Once Congress appropriates commercial crew funding, McAlister said, the vast majority of the 2011 funding will be used for CCDev 2 awards, with the rest covering NASA’s cost of running the program and planning the follow-on procurement of commercial crew vehicles.

“We are assuming that we will be able to start the full program once the [2011 appropriation] is passed,” McAlister said, adding that part of next year will be spent planning a fluid transition between CCDev and the full-up program.

“You don’t want a gap between the two,” he said, though a funding gap between the end of CCDev 1 in December and the selection of CCDev 2 projects in March is expected.
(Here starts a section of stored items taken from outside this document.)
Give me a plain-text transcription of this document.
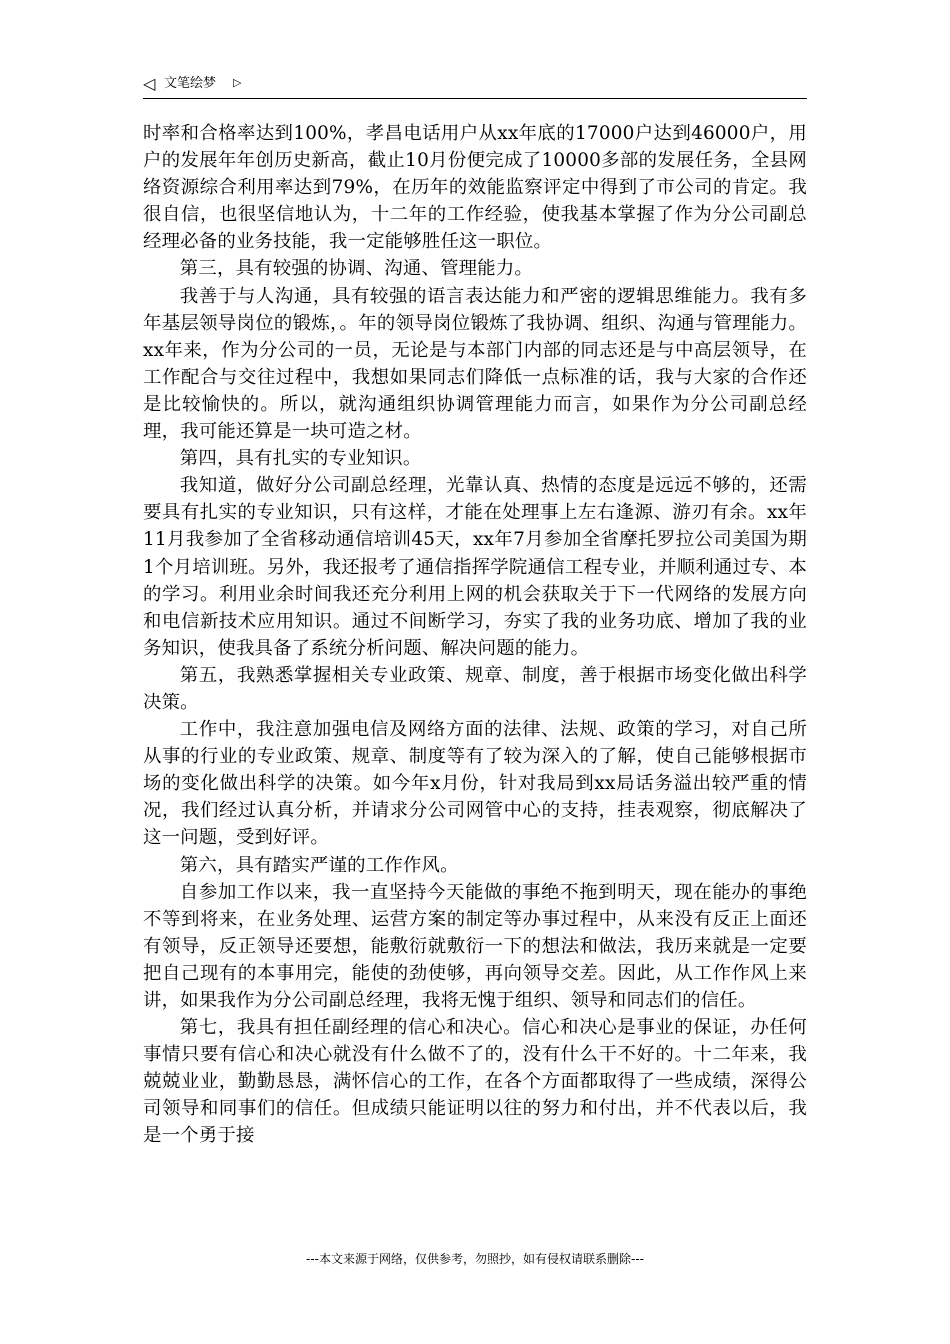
◁ 文笔绘梦 ▷

时率和合格率达到100%，孝昌电话用户从xx年底的17000户达到46000户，用户的发展年年创历史新高，截止10月份便完成了10000多部的发展任务，全县网络资源综合利用率达到79%，在历年的效能监察评定中得到了市公司的肯定。我很自信，也很坚信地认为，十二年的工作经验，使我基本掌握了作为分公司副总经理必备的业务技能，我一定能够胜任这一职位。

第三，具有较强的协调、沟通、管理能力。

我善于与人沟通，具有较强的语言表达能力和严密的逻辑思维能力。我有多年基层领导岗位的锻炼，。年的领导岗位锻炼了我协调、组织、沟通与管理能力。xx年来，作为分公司的一员，无论是与本部门内部的同志还是与中高层领导，在工作配合与交往过程中，我想如果同志们降低一点标准的话，我与大家的合作还是比较愉快的。所以，就沟通组织协调管理能力而言，如果作为分公司副总经理，我可能还算是一块可造之材。

第四，具有扎实的专业知识。

我知道，做好分公司副总经理，光靠认真、热情的态度是远远不够的，还需要具有扎实的专业知识，只有这样，才能在处理事上左右逢源、游刃有余。xx年11月我参加了全省移动通信培训45天，xx年7月参加全省摩托罗拉公司美国为期1个月培训班。另外，我还报考了通信指挥学院通信工程专业，并顺利通过专、本的学习。利用业余时间我还充分利用上网的机会获取关于下一代网络的发展方向和电信新技术应用知识。通过不间断学习，夯实了我的业务功底、增加了我的业务知识，使我具备了系统分析问题、解决问题的能力。

第五，我熟悉掌握相关专业政策、规章、制度，善于根据市场变化做出科学决策。

工作中，我注意加强电信及网络方面的法律、法规、政策的学习，对自己所从事的行业的专业政策、规章、制度等有了较为深入的了解，使自己能够根据市场的变化做出科学的决策。如今年x月份，针对我局到xx局话务溢出较严重的情况，我们经过认真分析，并请求分公司网管中心的支持，挂表观察，彻底解决了这一问题，受到好评。

第六，具有踏实严谨的工作作风。

自参加工作以来，我一直坚持今天能做的事绝不拖到明天，现在能办的事绝不等到将来，在业务处理、运营方案的制定等办事过程中，从来没有反正上面还有领导，反正领导还要想，能敷衍就敷衍一下的想法和做法，我历来就是一定要把自己现有的本事用完，能使的劲使够，再向领导交差。因此，从工作作风上来讲，如果我作为分公司副总经理，我将无愧于组织、领导和同志们的信任。

第七，我具有担任副经理的信心和决心。信心和决心是事业的保证，办任何事情只要有信心和决心就没有什么做不了的，没有什么干不好的。十二年来，我兢兢业业，勤勤恳恳，满怀信心的工作，在各个方面都取得了一些成绩，深得公司领导和同事们的信任。但成绩只能证明以往的努力和付出，并不代表以后，我是一个勇于接

---本文来源于网络，仅供参考，勿照抄，如有侵权请联系删除---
“The commercial partners are going to need to manage that, but at least industry knows CCDev 2 is coming,” McAlister said, adding that NASA is waiting until March to make the new awards because it could take Congress that long to pass 2011 appropriations.

McAlister said NASA is still evaluating acquisition strategies for commercial crew systems. One possible model is the Commercial Orbital Transportation Services (COTS) program under which NASA is investing $500 million to help two U.S. firms — Dulles, Va.-based Orbital Sciences Corp. and Hawthorne, Calif.-based Space Exploration Technologies (SpaceX) — develop new rockets and spacecraft capable of delivering cargo to the international space station.
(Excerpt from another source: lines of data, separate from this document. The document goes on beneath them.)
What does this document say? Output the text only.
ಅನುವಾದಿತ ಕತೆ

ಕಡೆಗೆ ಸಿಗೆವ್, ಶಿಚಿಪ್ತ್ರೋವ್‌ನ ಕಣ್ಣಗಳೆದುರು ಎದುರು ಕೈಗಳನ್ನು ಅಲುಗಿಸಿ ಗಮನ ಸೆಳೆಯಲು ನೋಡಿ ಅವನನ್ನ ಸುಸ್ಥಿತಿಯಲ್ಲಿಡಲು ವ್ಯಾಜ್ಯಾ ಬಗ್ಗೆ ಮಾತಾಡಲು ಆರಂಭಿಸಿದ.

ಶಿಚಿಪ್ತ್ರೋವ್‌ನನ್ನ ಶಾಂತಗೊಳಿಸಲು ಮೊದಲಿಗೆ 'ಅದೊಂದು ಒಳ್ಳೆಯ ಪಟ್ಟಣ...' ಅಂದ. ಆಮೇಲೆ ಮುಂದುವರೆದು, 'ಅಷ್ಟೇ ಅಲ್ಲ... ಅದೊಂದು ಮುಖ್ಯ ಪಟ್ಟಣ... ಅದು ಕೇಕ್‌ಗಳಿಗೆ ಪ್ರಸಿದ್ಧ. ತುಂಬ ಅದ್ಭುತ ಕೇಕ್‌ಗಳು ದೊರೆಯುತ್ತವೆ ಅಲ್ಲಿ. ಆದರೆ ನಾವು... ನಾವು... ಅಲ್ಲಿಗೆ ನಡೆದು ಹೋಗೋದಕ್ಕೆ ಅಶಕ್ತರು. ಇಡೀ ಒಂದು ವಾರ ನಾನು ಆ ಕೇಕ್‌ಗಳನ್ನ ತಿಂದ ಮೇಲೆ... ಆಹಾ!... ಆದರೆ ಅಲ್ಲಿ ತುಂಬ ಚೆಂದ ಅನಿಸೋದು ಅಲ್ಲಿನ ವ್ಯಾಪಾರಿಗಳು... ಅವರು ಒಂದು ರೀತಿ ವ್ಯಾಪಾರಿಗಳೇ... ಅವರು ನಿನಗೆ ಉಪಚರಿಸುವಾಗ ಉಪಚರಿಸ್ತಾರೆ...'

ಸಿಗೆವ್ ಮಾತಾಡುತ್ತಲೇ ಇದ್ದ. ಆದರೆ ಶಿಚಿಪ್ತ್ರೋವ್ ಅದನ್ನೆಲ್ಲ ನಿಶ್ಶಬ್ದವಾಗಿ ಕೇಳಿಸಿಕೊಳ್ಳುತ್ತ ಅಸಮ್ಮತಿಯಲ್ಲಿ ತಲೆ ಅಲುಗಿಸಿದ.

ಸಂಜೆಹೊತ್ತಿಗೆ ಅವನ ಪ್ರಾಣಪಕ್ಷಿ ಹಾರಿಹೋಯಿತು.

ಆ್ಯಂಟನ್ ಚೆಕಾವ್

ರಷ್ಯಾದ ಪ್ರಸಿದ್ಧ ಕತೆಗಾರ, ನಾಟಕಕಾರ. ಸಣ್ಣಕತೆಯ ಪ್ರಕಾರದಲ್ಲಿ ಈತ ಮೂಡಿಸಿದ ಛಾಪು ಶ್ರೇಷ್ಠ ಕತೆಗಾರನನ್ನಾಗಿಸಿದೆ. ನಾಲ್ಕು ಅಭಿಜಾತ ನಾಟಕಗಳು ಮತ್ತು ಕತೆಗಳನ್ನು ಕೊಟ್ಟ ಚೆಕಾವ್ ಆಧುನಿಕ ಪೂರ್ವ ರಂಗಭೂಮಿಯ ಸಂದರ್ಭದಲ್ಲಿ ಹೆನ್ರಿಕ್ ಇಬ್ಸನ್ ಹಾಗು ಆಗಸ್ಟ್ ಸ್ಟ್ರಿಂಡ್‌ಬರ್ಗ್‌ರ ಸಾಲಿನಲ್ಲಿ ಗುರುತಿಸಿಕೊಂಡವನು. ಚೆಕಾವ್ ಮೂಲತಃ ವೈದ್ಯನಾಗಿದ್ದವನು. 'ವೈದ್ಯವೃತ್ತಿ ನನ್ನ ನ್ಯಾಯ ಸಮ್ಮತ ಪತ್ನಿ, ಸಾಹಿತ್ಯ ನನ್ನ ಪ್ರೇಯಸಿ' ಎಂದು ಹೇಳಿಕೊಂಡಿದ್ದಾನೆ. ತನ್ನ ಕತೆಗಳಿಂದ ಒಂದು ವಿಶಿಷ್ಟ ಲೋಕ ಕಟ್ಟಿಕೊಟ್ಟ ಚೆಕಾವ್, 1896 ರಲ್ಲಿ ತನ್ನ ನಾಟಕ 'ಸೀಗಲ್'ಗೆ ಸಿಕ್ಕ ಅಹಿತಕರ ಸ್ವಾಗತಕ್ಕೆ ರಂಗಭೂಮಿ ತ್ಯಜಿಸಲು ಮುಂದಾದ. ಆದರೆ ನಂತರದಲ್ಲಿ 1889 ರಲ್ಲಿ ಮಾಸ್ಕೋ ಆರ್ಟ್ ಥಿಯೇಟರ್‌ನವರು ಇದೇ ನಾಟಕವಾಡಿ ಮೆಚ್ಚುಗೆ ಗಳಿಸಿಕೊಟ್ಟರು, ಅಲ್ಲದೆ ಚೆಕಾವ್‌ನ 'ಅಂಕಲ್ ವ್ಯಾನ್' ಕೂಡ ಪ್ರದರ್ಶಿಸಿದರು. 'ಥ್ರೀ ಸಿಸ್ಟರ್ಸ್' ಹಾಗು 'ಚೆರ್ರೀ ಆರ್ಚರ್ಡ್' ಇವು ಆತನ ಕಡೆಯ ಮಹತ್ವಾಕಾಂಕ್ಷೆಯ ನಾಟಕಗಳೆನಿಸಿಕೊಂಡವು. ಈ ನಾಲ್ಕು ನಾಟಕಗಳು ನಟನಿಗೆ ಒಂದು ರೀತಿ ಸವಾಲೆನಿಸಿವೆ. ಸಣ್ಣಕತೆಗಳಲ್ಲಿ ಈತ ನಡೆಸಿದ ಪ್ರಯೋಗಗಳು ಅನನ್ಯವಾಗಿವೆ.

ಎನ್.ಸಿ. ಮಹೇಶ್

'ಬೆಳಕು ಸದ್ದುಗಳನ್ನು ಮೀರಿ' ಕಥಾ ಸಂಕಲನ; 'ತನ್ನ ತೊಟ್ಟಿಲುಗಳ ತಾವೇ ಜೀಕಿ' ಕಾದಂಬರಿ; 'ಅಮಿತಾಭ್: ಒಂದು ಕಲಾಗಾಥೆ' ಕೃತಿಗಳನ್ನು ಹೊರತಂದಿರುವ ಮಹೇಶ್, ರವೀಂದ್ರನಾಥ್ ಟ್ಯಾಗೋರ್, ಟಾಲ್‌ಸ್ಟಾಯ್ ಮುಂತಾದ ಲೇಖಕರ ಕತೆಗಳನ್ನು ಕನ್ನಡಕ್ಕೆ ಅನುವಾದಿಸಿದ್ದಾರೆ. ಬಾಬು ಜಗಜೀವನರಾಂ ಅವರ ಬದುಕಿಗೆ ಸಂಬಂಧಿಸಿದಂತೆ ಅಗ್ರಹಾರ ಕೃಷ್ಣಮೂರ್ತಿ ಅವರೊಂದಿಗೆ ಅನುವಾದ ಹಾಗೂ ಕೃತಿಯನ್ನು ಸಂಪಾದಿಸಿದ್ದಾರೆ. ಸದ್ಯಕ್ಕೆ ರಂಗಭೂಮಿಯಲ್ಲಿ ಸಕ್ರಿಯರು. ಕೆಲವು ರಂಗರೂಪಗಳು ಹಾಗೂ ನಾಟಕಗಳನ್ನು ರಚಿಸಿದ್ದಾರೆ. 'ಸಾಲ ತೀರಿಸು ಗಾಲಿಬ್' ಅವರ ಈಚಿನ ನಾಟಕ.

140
SpaceX’s Falcon 9 medium-lift rocket made its debut in June, and the company has reserved a Nov. 8 launch date at Cape Canaveral Air Force Station, Fla., for its first COTS demonstration — a flight once slated for September 2008.

Orbital Sciences originally planned to fly its first and only COTS demonstration this December, but now aims to test launch its Taurus 2 rocket in mid-2011 before lofting the unmanned Cygnus cargo tug toward the space station on a second launch planned for September.

Even though neither company has demonstrated that it can deliver cargo to the international space station, both were awarded contracts in late 2008 worth a combined $3.5 billion to make routine supply runs to the orbital outpost. Meanwhile, NASA has asked Congress for an additional $300 million for the COTS program — money the agency says would be used to help SpaceX and Orbital reduce development risk.

Valin Thorn, deputy manager of the Commercial Crew and Cargo Program Office at Johnson, said COTS is an “experimental program” designed to test an unconventional acquisition strategy that spurs innovation while capping NASA’s investment and leveraging private capital to keep the government’s costs down.

Thorn told Space News in an Oct. 11 interview the agency is continuing to learn from COTS, but that it is unlikely to serve solely as the basis for NASA’s commercial crew procurement. Still, he said, elements of the milestone-driven, fixed-price COTS model could help balance the type of cost-plus acquisition NASA and other government agencies traditionally use when funding new technology projects.

“I think people will see that these are the lessons learned from this model that we can apply in other ways we do business,” Thorn said. “With the commercial crew program we’re going to be doing NASA human-rating and certification, so there is an in-between there where we could get more done, get it done faster, and get it done at a lower price.”

Original CCDev Winners

NASA in February awarded nearly $50 million under the Commercial Crew Development (CCDev) program to five companies to mature various human spaceflight technologies:

  • Sierra Nevada Corp. of Sparks, Nev.: $20 million to mature a hybrid rocket engine and aeroshell structure for its Dream Chaser space plane.
  • Boeing Co. of Chicago: $18 million to initiate development of a seven-person CTS-100 spacecraft based on the Apollo capsule.
  • United Launch Alliance of Denver: $6.7 million for an emergency detection system needed to human-rate the Atlas 5 or Delta 4 rockets.
  • Blue Origin of Kent, Wash.: $3.7 million to develop a pusher escape system and composite crew module pressure vessel for its New Shepard spacecraft.
  • Paragon Space Development Corp. of Tucson, Ariz.: $1.4 million to develop an engineering model of an air revitalization system for spacecraft cabins.